For whatever reason, I find the Web site Unclutterer to be surprisingly inspirational. (It also motivated me to organize my house a little better, although honestly, I think it's impossible to read that thing and not organize something.)

This is one of the more inspirational posts. Erin is writing about her toddler son, who likes to build forts and builds them all the time, everywhere she will let him.


My son’s obsession with forts has reminded me how truly simple it can be to pursue the life you desire. My son likes building forts, so he builds forts. He doesn’t talk about building forts or wish he were building forts or make excuses for why he can’t build forts, he simply builds forts. When he is tired of fort building, he will play with trains because he wants to play with trains or whatever interest is next on his agenda. Unless I tell him he can’t do something because it’s unsafe (like building a fort inside the stove), he’ll do whatever it is he wants to do.

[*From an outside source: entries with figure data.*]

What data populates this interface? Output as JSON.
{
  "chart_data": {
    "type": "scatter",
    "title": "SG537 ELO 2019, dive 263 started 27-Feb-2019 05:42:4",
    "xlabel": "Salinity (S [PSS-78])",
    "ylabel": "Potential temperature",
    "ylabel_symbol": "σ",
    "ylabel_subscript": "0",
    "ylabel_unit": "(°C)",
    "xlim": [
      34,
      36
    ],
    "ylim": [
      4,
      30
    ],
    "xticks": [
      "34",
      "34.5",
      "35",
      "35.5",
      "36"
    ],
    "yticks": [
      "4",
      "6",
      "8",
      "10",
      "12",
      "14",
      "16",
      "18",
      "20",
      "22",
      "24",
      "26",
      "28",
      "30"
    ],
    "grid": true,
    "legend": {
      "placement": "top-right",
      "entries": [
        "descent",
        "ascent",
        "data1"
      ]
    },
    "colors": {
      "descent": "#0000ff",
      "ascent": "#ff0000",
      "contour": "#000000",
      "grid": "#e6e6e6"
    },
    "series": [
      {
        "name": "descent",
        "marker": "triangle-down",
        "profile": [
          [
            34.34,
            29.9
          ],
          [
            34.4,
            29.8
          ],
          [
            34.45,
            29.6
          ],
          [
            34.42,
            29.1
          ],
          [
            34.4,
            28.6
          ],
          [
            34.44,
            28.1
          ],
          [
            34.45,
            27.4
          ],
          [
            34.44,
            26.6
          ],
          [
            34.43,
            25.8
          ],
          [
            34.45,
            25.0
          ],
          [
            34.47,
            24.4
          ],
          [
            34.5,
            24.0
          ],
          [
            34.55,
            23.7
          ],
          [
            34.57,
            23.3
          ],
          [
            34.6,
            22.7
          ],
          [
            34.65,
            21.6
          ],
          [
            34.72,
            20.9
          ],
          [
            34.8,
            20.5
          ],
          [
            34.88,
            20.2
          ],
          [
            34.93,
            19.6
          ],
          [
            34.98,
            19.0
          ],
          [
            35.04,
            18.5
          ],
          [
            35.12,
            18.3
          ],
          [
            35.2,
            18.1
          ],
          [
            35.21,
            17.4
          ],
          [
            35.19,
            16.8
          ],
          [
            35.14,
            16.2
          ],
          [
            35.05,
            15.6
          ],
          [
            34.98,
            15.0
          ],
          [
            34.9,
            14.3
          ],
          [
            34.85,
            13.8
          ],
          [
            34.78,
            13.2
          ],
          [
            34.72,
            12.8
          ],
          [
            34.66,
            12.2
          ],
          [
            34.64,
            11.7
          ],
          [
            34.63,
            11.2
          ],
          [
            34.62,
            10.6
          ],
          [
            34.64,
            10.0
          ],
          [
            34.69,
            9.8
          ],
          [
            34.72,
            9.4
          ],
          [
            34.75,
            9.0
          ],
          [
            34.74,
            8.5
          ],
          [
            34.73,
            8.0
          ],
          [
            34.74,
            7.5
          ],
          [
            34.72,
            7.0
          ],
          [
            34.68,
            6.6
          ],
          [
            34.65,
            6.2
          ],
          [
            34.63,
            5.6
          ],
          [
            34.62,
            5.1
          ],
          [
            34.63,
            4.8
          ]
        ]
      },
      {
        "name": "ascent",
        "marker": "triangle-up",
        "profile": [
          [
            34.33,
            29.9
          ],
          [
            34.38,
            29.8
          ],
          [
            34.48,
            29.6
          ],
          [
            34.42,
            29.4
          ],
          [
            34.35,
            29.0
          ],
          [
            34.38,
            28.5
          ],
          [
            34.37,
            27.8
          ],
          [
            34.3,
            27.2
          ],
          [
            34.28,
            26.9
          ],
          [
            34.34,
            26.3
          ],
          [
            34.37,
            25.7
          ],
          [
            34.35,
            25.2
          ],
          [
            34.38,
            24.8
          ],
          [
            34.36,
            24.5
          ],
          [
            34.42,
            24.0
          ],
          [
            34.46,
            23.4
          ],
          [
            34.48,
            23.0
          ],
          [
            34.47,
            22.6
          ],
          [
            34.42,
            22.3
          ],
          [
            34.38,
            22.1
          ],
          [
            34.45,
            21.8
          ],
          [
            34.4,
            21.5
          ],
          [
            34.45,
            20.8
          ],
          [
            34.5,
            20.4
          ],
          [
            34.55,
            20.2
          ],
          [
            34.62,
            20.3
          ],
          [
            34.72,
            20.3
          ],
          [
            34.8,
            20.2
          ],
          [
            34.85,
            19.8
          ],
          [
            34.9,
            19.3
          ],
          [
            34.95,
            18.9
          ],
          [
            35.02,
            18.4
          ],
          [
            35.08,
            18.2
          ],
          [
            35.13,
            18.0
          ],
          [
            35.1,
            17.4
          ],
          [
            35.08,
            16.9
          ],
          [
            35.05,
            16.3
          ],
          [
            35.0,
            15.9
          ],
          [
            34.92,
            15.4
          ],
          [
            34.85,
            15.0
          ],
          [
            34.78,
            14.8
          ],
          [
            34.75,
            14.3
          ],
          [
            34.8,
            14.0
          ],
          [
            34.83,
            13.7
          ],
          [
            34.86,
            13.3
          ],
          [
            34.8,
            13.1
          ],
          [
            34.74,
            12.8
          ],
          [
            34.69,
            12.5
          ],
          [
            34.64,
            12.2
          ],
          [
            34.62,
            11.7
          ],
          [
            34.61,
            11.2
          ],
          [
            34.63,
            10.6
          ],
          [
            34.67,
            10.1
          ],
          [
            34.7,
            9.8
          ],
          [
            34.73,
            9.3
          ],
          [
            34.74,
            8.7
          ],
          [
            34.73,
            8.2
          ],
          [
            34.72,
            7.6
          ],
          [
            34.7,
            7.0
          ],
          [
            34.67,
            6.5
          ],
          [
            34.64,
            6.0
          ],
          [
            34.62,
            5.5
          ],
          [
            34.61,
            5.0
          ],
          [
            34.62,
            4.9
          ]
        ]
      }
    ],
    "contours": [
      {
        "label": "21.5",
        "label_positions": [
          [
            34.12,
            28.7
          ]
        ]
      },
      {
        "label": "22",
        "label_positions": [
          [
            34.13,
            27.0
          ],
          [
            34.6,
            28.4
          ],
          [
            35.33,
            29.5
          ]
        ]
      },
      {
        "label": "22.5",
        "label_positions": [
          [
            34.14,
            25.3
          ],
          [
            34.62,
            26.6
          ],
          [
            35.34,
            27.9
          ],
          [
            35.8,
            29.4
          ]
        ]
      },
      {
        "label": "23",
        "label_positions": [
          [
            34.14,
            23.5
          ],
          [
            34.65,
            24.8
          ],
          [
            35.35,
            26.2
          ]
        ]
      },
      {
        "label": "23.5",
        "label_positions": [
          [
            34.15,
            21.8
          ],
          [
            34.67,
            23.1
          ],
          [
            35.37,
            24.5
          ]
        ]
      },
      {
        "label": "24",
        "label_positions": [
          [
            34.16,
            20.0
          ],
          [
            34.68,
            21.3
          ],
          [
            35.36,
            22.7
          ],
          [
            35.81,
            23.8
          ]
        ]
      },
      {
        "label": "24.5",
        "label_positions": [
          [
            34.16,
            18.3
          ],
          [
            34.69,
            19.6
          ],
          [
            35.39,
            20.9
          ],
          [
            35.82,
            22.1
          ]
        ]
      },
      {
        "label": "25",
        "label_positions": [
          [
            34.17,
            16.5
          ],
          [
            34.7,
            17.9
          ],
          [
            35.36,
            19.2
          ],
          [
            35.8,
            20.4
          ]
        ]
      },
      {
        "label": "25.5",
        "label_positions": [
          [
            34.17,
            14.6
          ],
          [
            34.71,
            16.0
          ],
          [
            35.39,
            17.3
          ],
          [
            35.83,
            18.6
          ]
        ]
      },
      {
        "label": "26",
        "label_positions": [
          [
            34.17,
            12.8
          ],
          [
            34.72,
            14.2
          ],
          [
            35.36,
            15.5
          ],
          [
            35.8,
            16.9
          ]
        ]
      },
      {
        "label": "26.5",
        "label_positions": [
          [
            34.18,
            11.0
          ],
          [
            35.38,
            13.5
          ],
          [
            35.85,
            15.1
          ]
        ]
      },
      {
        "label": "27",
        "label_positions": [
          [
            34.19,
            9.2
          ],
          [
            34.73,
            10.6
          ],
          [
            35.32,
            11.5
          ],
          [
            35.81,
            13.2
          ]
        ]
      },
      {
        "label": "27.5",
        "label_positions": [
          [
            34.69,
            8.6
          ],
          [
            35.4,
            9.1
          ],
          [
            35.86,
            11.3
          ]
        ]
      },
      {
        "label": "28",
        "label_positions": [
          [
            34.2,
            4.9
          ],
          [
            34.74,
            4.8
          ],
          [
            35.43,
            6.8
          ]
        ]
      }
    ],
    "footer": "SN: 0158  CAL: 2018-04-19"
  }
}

When I was first considering moving into creative writing, I was really intimidated by it--I grew up reading and majored in English (going the hard-core honors route) and all that. And if you have basically worshipped writers your whole life, it's hard to think of little ole you actually writing, you know, real books.

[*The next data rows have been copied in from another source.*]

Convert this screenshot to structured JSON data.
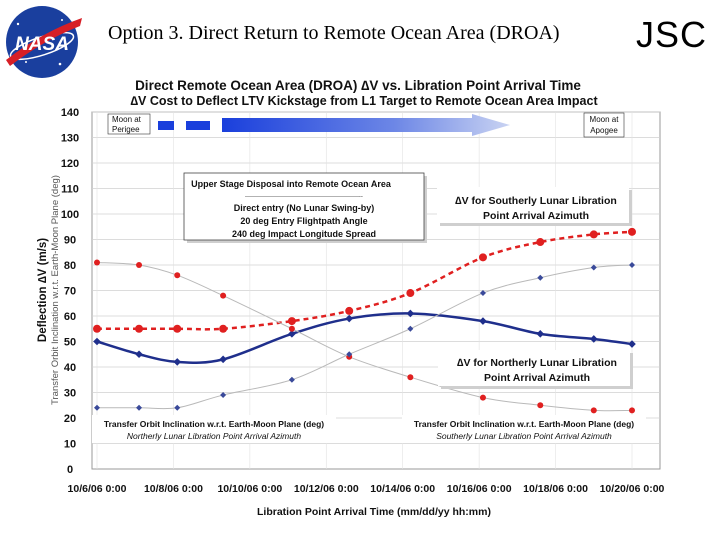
{
  "slide": {
    "title": "Option 3. Direct Return to Remote Ocean Area (DROA)",
    "org": "JSC",
    "logo_text": "NASA",
    "colors": {
      "logo_blue": "#1a3f9e",
      "logo_red": "#d71f26"
    }
  },
  "chart_data": {
    "type": "line",
    "title": "Direct Remote Ocean Area (DROA) ∆V vs. Libration Point Arrival Time",
    "subtitle": "∆V Cost to Deflect LTV Kickstage from L1 Target to Remote Ocean Area Impact",
    "xlabel": "Libration Point Arrival Time  (mm/dd/yy     hh:mm)",
    "ylabel": "Deflection ∆V  (m/s)",
    "ylabel2": "Transfer Orbit Inclination w.r.t. Earth-Moon Plane (deg)",
    "ylim": [
      0,
      140
    ],
    "yticks": [
      0,
      10,
      20,
      30,
      40,
      50,
      60,
      70,
      80,
      90,
      100,
      110,
      120,
      130,
      140
    ],
    "xlim": [
      0,
      14
    ],
    "xticks": [
      0,
      2,
      4,
      6,
      8,
      10,
      12,
      14
    ],
    "xtick_labels": [
      "10/6/06 0:00",
      "10/8/06 0:00",
      "10/10/06 0:00",
      "10/12/06 0:00",
      "10/14/06 0:00",
      "10/16/06 0:00",
      "10/18/06 0:00",
      "10/20/06 0:00"
    ],
    "grid": true,
    "series": [
      {
        "name": "∆V for Southerly Lunar Libration Point Arrival Azimuth",
        "style": "dashed",
        "marker": "circle",
        "color": "#e02020",
        "x": [
          0,
          1.1,
          2.1,
          3.3,
          5.1,
          6.6,
          8.2,
          10.1,
          11.6,
          13.0,
          14.0
        ],
        "y": [
          55,
          55,
          55,
          55,
          58,
          62,
          69,
          83,
          89,
          92,
          93
        ]
      },
      {
        "name": "∆V for Northerly Lunar Libration Point Arrival Azimuth",
        "style": "solid",
        "marker": "diamond",
        "color": "#1f2f8c",
        "x": [
          0,
          1.1,
          2.1,
          3.3,
          5.1,
          6.6,
          8.2,
          10.1,
          11.6,
          13.0,
          14.0
        ],
        "y": [
          50,
          45,
          42,
          43,
          53,
          59,
          61,
          58,
          53,
          51,
          49
        ]
      },
      {
        "name": "Transfer Orbit Inclination w.r.t. Earth-Moon Plane (deg) Northerly Lunar Libration Point Arrival Azimuth",
        "style": "thin",
        "marker": "circle",
        "color": "#e02020",
        "x": [
          0,
          1.1,
          2.1,
          3.3,
          5.1,
          6.6,
          8.2,
          10.1,
          11.6,
          13.0,
          14.0
        ],
        "y": [
          81,
          80,
          76,
          68,
          55,
          44,
          36,
          28,
          25,
          23,
          23
        ]
      },
      {
        "name": "Transfer Orbit Inclination w.r.t. Earth-Moon Plane (deg) Southerly Lunar Libration Point Arrival Azimuth",
        "style": "thin",
        "marker": "diamond",
        "color": "#3a4a9a",
        "x": [
          0,
          1.1,
          2.1,
          3.3,
          5.1,
          6.6,
          8.2,
          10.1,
          11.6,
          13.0,
          14.0
        ],
        "y": [
          24,
          24,
          24,
          29,
          35,
          45,
          55,
          69,
          75,
          79,
          80
        ]
      }
    ],
    "annotations": {
      "moon_perigee": [
        "Moon at",
        "Perigee"
      ],
      "moon_apogee": [
        "Moon at",
        "Apogee"
      ],
      "disposal_box": [
        "Upper Stage Disposal into Remote Ocean Area",
        "-----------------------------------------------------------",
        "Direct entry (No Lunar Swing-by)",
        "20 deg Entry Flightpath Angle",
        "240 deg Impact Longitude Spread"
      ],
      "south_dv_label": [
        "∆V for Southerly Lunar Libration",
        "Point Arrival Azimuth"
      ],
      "north_dv_label": [
        "∆V for Northerly Lunar Libration",
        "Point Arrival Azimuth"
      ],
      "incl_north_label": [
        "Transfer Orbit Inclination w.r.t. Earth-Moon Plane (deg)",
        "Northerly Lunar Libration Point Arrival Azimuth"
      ],
      "incl_south_label": [
        "Transfer Orbit Inclination w.r.t. Earth-Moon Plane (deg)",
        "Southerly Lunar Libration Point Arrival Azimuth"
      ]
    }
  }
}
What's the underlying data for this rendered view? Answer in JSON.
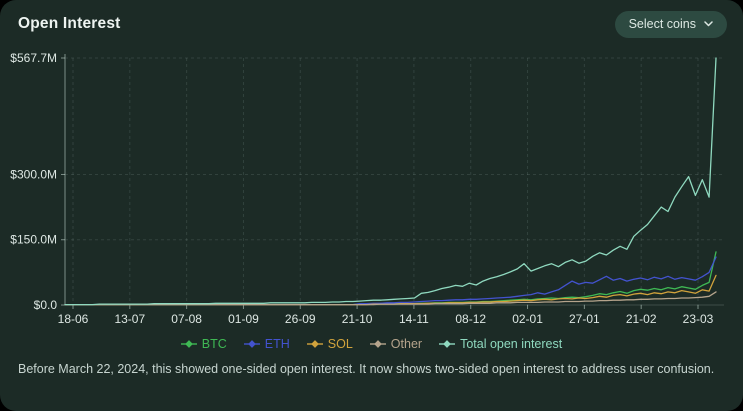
{
  "header": {
    "title": "Open Interest",
    "select_coins_label": "Select coins"
  },
  "footer": {
    "note": "Before March 22, 2024, this showed one-sided open interest. It now shows two-sided open interest to address user confusion."
  },
  "colors": {
    "card_background": "#1c2b26",
    "button_background": "#2d4a41",
    "text_primary": "#eef4f1",
    "text_muted": "#c7d5d0",
    "btc": "#3fb954",
    "eth": "#4353cf",
    "sol": "#d1a33c",
    "other": "#b5a48c",
    "total": "#8fd9bf"
  },
  "chart_data": {
    "type": "line",
    "title": "Open Interest",
    "xlabel": "",
    "ylabel": "",
    "unit": "$M",
    "ylim": [
      0,
      567.7
    ],
    "grid": true,
    "legend_position": "bottom",
    "y_ticks": [
      {
        "label": "$567.7M",
        "value": 567.7
      },
      {
        "label": "$300.0M",
        "value": 300
      },
      {
        "label": "$150.0M",
        "value": 150
      },
      {
        "label": "$0.0",
        "value": 0
      }
    ],
    "x_ticks": [
      "18-06",
      "13-07",
      "07-08",
      "01-09",
      "26-09",
      "21-10",
      "14-11",
      "08-12",
      "02-01",
      "27-01",
      "21-02",
      "23-03"
    ],
    "series": [
      {
        "name": "BTC",
        "color": "#3fb954",
        "values": [
          1,
          1,
          1,
          1,
          1,
          1,
          1,
          1,
          1,
          1,
          1,
          1,
          1,
          1,
          1,
          1,
          1,
          1,
          1,
          1,
          1,
          1,
          1,
          1,
          1,
          1,
          1,
          1,
          1,
          1,
          1,
          1,
          1,
          1,
          1,
          1,
          1,
          1,
          1,
          1,
          1,
          1,
          1,
          2,
          2,
          2,
          2,
          3,
          3,
          3,
          3,
          3,
          4,
          4,
          5,
          5,
          6,
          6,
          6,
          7,
          7,
          8,
          8,
          9,
          10,
          11,
          12,
          13,
          12,
          14,
          15,
          16,
          15,
          17,
          18,
          17,
          19,
          22,
          26,
          24,
          28,
          31,
          27,
          33,
          36,
          34,
          38,
          35,
          40,
          37,
          42,
          39,
          36,
          45,
          52,
          122
        ]
      },
      {
        "name": "ETH",
        "color": "#4353cf",
        "values": [
          1,
          1,
          1,
          1,
          1,
          1,
          1,
          1,
          1,
          1,
          1,
          1,
          1,
          1,
          1,
          1,
          1,
          1,
          1,
          1,
          1,
          1,
          1,
          1,
          1,
          1,
          1,
          1,
          1,
          1,
          1,
          1,
          1,
          1,
          1,
          1,
          1,
          1,
          1,
          1,
          1,
          1,
          1,
          3,
          3,
          4,
          4,
          5,
          5,
          6,
          6,
          7,
          8,
          9,
          10,
          10,
          11,
          12,
          12,
          13,
          13,
          14,
          15,
          16,
          17,
          18,
          20,
          22,
          24,
          28,
          25,
          30,
          35,
          45,
          55,
          48,
          52,
          50,
          58,
          66,
          57,
          61,
          55,
          59,
          62,
          58,
          64,
          60,
          66,
          59,
          63,
          60,
          57,
          65,
          75,
          110
        ]
      },
      {
        "name": "SOL",
        "color": "#d1a33c",
        "values": [
          1,
          1,
          1,
          1,
          1,
          1,
          1,
          1,
          1,
          1,
          1,
          1,
          1,
          1,
          1,
          1,
          1,
          1,
          1,
          1,
          1,
          1,
          1,
          1,
          1,
          1,
          1,
          1,
          1,
          1,
          1,
          1,
          1,
          1,
          1,
          1,
          1,
          1,
          1,
          1,
          1,
          1,
          1,
          1,
          1,
          2,
          2,
          2,
          2,
          3,
          3,
          3,
          3,
          4,
          4,
          4,
          5,
          5,
          5,
          6,
          6,
          7,
          7,
          8,
          8,
          9,
          10,
          11,
          10,
          12,
          13,
          12,
          14,
          15,
          14,
          16,
          15,
          17,
          20,
          18,
          22,
          24,
          21,
          25,
          27,
          24,
          28,
          26,
          30,
          28,
          33,
          30,
          27,
          35,
          32,
          68
        ]
      },
      {
        "name": "Other",
        "color": "#b5a48c",
        "values": [
          1,
          1,
          1,
          1,
          1,
          1,
          1,
          1,
          1,
          1,
          1,
          1,
          1,
          1,
          1,
          1,
          1,
          1,
          1,
          1,
          1,
          1,
          1,
          1,
          1,
          1,
          1,
          1,
          1,
          1,
          1,
          1,
          1,
          1,
          1,
          1,
          1,
          1,
          1,
          1,
          1,
          1,
          1,
          1,
          1,
          1,
          2,
          2,
          2,
          2,
          2,
          2,
          2,
          2,
          3,
          3,
          3,
          3,
          3,
          4,
          4,
          4,
          4,
          5,
          5,
          5,
          6,
          6,
          6,
          6,
          7,
          7,
          7,
          8,
          8,
          8,
          9,
          9,
          10,
          10,
          11,
          11,
          12,
          12,
          13,
          13,
          14,
          14,
          15,
          15,
          16,
          16,
          17,
          18,
          20,
          30
        ]
      },
      {
        "name": "Total open interest",
        "color": "#8fd9bf",
        "values": [
          1,
          1,
          1,
          1,
          1,
          2,
          2,
          2,
          2,
          2,
          2,
          2,
          2,
          3,
          3,
          3,
          3,
          3,
          3,
          3,
          3,
          3,
          4,
          4,
          4,
          4,
          4,
          4,
          4,
          4,
          5,
          5,
          5,
          5,
          5,
          5,
          6,
          6,
          6,
          7,
          7,
          8,
          8,
          9,
          10,
          11,
          11,
          12,
          13,
          14,
          15,
          16,
          27,
          29,
          33,
          38,
          41,
          45,
          43,
          50,
          46,
          55,
          61,
          65,
          70,
          76,
          83,
          95,
          78,
          84,
          90,
          95,
          88,
          98,
          104,
          96,
          101,
          112,
          120,
          115,
          126,
          135,
          128,
          158,
          172,
          185,
          205,
          225,
          215,
          248,
          272,
          295,
          252,
          288,
          248,
          567.7
        ]
      }
    ]
  }
}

The question I had for myself was, Would I produce anything any good? And one day, it occurred to me that, before she started writing, Flannery O'Connor did not know she was Flannery O'Connor, Legend of Literature. There was no hand coming out of the sky, writing with burning letters in the air, "GO, THOU, FLANNERY O'CONNOR, AND WRITE! YOU'D BE REALLY GOOD AT IT!"

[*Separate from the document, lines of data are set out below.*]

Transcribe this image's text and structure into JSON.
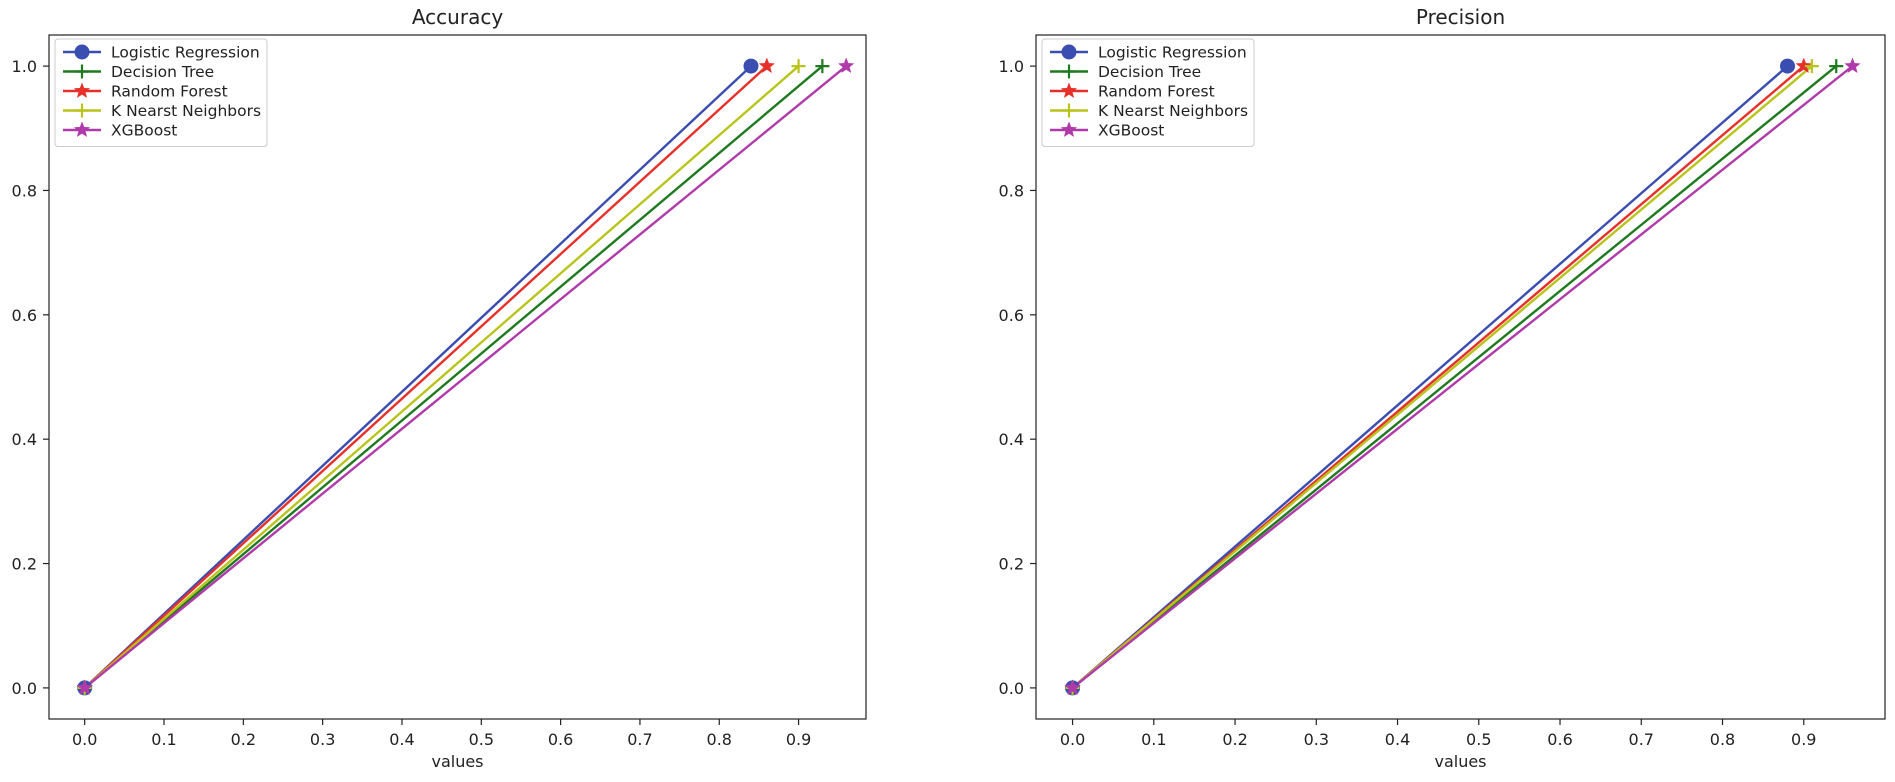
{
  "chart_data": [
    {
      "type": "line",
      "title": "Accuracy",
      "xlabel": "values",
      "ylabel": "",
      "xlim": [
        -0.045,
        0.985
      ],
      "ylim": [
        -0.05,
        1.05
      ],
      "xticks": [
        0.0,
        0.1,
        0.2,
        0.3,
        0.4,
        0.5,
        0.6,
        0.7,
        0.8,
        0.9
      ],
      "xtick_labels": [
        "0.0",
        "0.1",
        "0.2",
        "0.3",
        "0.4",
        "0.5",
        "0.6",
        "0.7",
        "0.8",
        "0.9"
      ],
      "yticks": [
        0.0,
        0.2,
        0.4,
        0.6,
        0.8,
        1.0
      ],
      "ytick_labels": [
        "0.0",
        "0.2",
        "0.4",
        "0.6",
        "0.8",
        "1.0"
      ],
      "grid": false,
      "legend_position": "top-left",
      "series": [
        {
          "name": "Logistic Regression",
          "x": [
            0.0,
            0.84
          ],
          "y": [
            0.0,
            1.0
          ],
          "color": "#3a4db0",
          "marker": "circle"
        },
        {
          "name": "Decision Tree",
          "x": [
            0.0,
            0.93
          ],
          "y": [
            0.0,
            1.0
          ],
          "color": "#1f7a1f",
          "marker": "plus"
        },
        {
          "name": "Random Forest",
          "x": [
            0.0,
            0.86
          ],
          "y": [
            0.0,
            1.0
          ],
          "color": "#e8302a",
          "marker": "star"
        },
        {
          "name": "K Nearst Neighbors",
          "x": [
            0.0,
            0.9
          ],
          "y": [
            0.0,
            1.0
          ],
          "color": "#b9c41a",
          "marker": "plus"
        },
        {
          "name": "XGBoost",
          "x": [
            0.0,
            0.96
          ],
          "y": [
            0.0,
            1.0
          ],
          "color": "#b03aaa",
          "marker": "star"
        }
      ]
    },
    {
      "type": "line",
      "title": "Precision",
      "xlabel": "values",
      "ylabel": "",
      "xlim": [
        -0.045,
        1.0
      ],
      "ylim": [
        -0.05,
        1.05
      ],
      "xticks": [
        0.0,
        0.1,
        0.2,
        0.3,
        0.4,
        0.5,
        0.6,
        0.7,
        0.8,
        0.9
      ],
      "xtick_labels": [
        "0.0",
        "0.1",
        "0.2",
        "0.3",
        "0.4",
        "0.5",
        "0.6",
        "0.7",
        "0.8",
        "0.9"
      ],
      "yticks": [
        0.0,
        0.2,
        0.4,
        0.6,
        0.8,
        1.0
      ],
      "ytick_labels": [
        "0.0",
        "0.2",
        "0.4",
        "0.6",
        "0.8",
        "1.0"
      ],
      "grid": false,
      "legend_position": "top-left",
      "series": [
        {
          "name": "Logistic Regression",
          "x": [
            0.0,
            0.88
          ],
          "y": [
            0.0,
            1.0
          ],
          "color": "#3a4db0",
          "marker": "circle"
        },
        {
          "name": "Decision Tree",
          "x": [
            0.0,
            0.94
          ],
          "y": [
            0.0,
            1.0
          ],
          "color": "#1f7a1f",
          "marker": "plus"
        },
        {
          "name": "Random Forest",
          "x": [
            0.0,
            0.9
          ],
          "y": [
            0.0,
            1.0
          ],
          "color": "#e8302a",
          "marker": "star"
        },
        {
          "name": "K Nearst Neighbors",
          "x": [
            0.0,
            0.91
          ],
          "y": [
            0.0,
            1.0
          ],
          "color": "#b9c41a",
          "marker": "plus"
        },
        {
          "name": "XGBoost",
          "x": [
            0.0,
            0.96
          ],
          "y": [
            0.0,
            1.0
          ],
          "color": "#b03aaa",
          "marker": "star"
        }
      ]
    }
  ]
}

No, Flannery O'Connor had to do it the hard way--she had to write, and then see if her writing was any good.

And you know, that was an important realization: Writers write. If you want to be a writer, then you have to write. You can talk about it until you're blue in the face, but you won't be a writer unless you get words onto paper. There's no intermediate step. (I mean, yes, Flannery O'Connor got into the Iowa Writers' Workshop, but she had to write first to make that happen.) No one can do it for you. You just have to make that leap and then see what you've got.